In exercise 43.7 of Johnsonbaugh/Pfaffenberger – Foundations of Mathematical Analysis, we seek to show that if $X \subset M$ is compact, then if $y \in X'$ then there exists a point $a \in X$ such that $d(a,y) \leq d(x,y)$ for all $x \in X$. Moreover, we are asked to show by example that this fails if $X$ is merely closed. I feel as if my proof does not work, since I cannot come up with a an example of a closed subset for which this fails. I've looked at this question, and I think I understand how that works.

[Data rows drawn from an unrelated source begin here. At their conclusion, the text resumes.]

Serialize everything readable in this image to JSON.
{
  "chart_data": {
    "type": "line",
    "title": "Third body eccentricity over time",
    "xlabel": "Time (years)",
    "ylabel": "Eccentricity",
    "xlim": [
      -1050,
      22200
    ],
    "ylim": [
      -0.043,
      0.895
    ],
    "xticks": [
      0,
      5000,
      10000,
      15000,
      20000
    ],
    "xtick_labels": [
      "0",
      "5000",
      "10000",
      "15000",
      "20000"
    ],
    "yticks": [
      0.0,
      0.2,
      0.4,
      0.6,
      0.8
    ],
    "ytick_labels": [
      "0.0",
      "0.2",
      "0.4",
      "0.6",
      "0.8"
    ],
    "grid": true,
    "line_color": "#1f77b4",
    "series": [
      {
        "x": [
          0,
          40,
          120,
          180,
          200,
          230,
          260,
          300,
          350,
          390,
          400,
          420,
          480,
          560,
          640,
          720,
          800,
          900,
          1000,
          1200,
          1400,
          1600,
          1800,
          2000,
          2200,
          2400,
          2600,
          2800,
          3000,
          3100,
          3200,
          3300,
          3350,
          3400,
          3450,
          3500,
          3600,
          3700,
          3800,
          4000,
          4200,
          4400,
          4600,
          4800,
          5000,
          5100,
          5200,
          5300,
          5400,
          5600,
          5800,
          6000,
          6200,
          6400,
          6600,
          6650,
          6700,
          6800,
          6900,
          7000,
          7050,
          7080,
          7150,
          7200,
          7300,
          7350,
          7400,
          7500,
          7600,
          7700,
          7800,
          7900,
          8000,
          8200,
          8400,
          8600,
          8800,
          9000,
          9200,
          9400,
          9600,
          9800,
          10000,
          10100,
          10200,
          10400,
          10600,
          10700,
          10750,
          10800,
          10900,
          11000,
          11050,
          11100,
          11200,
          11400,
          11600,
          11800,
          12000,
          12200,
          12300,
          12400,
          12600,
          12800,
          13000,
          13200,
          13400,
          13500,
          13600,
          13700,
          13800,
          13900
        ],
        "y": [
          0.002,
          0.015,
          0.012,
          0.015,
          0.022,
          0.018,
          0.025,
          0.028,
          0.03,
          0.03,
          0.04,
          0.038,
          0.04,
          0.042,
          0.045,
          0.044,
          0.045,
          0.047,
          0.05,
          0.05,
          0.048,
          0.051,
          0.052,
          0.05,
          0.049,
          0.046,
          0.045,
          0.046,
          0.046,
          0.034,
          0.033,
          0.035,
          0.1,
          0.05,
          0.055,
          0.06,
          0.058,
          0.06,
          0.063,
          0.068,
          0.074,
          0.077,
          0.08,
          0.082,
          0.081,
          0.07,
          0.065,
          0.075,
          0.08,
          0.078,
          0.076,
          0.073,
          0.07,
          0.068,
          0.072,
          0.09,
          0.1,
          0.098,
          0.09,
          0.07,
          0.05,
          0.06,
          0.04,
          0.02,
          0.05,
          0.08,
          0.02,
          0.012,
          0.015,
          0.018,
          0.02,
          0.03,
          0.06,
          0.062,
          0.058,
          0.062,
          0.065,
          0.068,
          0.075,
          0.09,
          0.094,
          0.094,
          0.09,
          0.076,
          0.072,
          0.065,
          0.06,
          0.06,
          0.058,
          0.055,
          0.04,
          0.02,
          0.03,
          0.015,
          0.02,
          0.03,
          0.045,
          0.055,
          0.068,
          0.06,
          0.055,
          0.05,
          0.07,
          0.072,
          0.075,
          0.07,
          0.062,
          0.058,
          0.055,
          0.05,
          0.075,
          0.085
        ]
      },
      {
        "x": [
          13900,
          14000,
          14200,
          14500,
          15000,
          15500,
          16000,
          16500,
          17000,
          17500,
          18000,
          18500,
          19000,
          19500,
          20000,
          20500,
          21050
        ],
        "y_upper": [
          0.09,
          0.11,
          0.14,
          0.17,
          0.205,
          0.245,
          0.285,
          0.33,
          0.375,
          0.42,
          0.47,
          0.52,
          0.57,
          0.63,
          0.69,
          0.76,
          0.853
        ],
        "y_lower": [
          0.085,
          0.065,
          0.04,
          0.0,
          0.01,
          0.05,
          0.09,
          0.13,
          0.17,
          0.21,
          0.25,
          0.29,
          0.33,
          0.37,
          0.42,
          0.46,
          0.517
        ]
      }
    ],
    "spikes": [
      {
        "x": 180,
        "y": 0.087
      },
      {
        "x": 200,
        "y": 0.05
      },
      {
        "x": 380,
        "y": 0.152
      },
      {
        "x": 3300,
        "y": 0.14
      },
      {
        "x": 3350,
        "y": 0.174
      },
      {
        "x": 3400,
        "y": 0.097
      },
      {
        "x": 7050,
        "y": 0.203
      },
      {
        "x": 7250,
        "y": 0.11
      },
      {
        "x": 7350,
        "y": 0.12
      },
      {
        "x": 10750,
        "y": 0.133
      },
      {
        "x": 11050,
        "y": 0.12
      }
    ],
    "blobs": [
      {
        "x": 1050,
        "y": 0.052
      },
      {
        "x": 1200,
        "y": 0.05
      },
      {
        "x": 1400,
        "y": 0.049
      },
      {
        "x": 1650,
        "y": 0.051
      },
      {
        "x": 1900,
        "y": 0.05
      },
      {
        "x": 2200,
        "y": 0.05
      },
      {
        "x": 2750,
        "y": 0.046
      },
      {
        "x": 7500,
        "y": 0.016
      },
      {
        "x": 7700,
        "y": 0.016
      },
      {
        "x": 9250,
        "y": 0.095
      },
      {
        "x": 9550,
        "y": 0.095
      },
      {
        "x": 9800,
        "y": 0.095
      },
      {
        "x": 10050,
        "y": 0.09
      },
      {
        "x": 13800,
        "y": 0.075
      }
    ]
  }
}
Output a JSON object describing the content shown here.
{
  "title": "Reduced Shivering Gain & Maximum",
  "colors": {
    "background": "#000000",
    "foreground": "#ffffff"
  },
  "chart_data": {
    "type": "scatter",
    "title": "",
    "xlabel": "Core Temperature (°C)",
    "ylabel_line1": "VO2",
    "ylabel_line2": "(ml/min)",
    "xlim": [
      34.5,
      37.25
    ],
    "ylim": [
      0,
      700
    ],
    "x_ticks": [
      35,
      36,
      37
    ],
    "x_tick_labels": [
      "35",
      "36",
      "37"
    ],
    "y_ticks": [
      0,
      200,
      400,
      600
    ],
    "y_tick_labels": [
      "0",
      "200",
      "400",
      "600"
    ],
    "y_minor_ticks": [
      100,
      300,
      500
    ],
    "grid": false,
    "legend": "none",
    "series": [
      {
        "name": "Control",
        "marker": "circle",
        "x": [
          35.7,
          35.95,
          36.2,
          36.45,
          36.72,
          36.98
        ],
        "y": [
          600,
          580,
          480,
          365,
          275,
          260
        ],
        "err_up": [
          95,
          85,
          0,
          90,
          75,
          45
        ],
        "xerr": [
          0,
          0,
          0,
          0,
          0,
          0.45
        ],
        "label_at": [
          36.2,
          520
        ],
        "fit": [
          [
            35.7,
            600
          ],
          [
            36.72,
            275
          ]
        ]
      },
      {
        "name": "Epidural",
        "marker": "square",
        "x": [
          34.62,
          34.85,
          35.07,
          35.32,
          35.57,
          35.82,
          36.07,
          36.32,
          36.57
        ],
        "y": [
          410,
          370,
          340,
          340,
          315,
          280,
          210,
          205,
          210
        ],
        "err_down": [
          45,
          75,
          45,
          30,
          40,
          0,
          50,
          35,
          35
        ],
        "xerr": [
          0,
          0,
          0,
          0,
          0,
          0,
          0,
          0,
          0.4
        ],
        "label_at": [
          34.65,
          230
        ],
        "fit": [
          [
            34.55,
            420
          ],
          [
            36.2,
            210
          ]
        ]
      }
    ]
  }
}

However, I still fail to see how it would fail if $X$ were closed but not compact.
My "proof":
Suppose the conclusion fails, i.e. for any $a \in X$ there exists $x \in X$ such that $d(a,y) > d(x,y)$. Let $\{x_n\}$ be such a sequence in $X$. Then, since $X$ is compact, $\{x_n\}$ has a convergent subsequence, $\{x_{n,j}\}$. Since $X$ is compact, $lim_{j \to \infty}x_{n,j} = b$ is in $X$. But then $d(b,y) \leq d(x_{n,j},y)$ for all $x_{n,j}$. So we have the conclusion.
Best Answer
Consider $M=[-1,0)\cup(0,1]$. Let $Y=\{-1\}$ and $X=(0,1]$. Note that $X$ is closed in $M$ since $[0,1]\cap M=X$. Now for $y\in Y$, $d(X,y):=\inf_{x\in X} d(x,y)=1$ while $d(x,y)>1$ for any fixed $x\in X$. Thus, there is no $x\in X$ for which the minimum distance is obtained.
The fatal flaw in your proof to being able to generalize to closed sets is that you are using the fact that in a metric space, a sequence in a compact set always has a convergent subsequence. This is not true if the set is merely closed.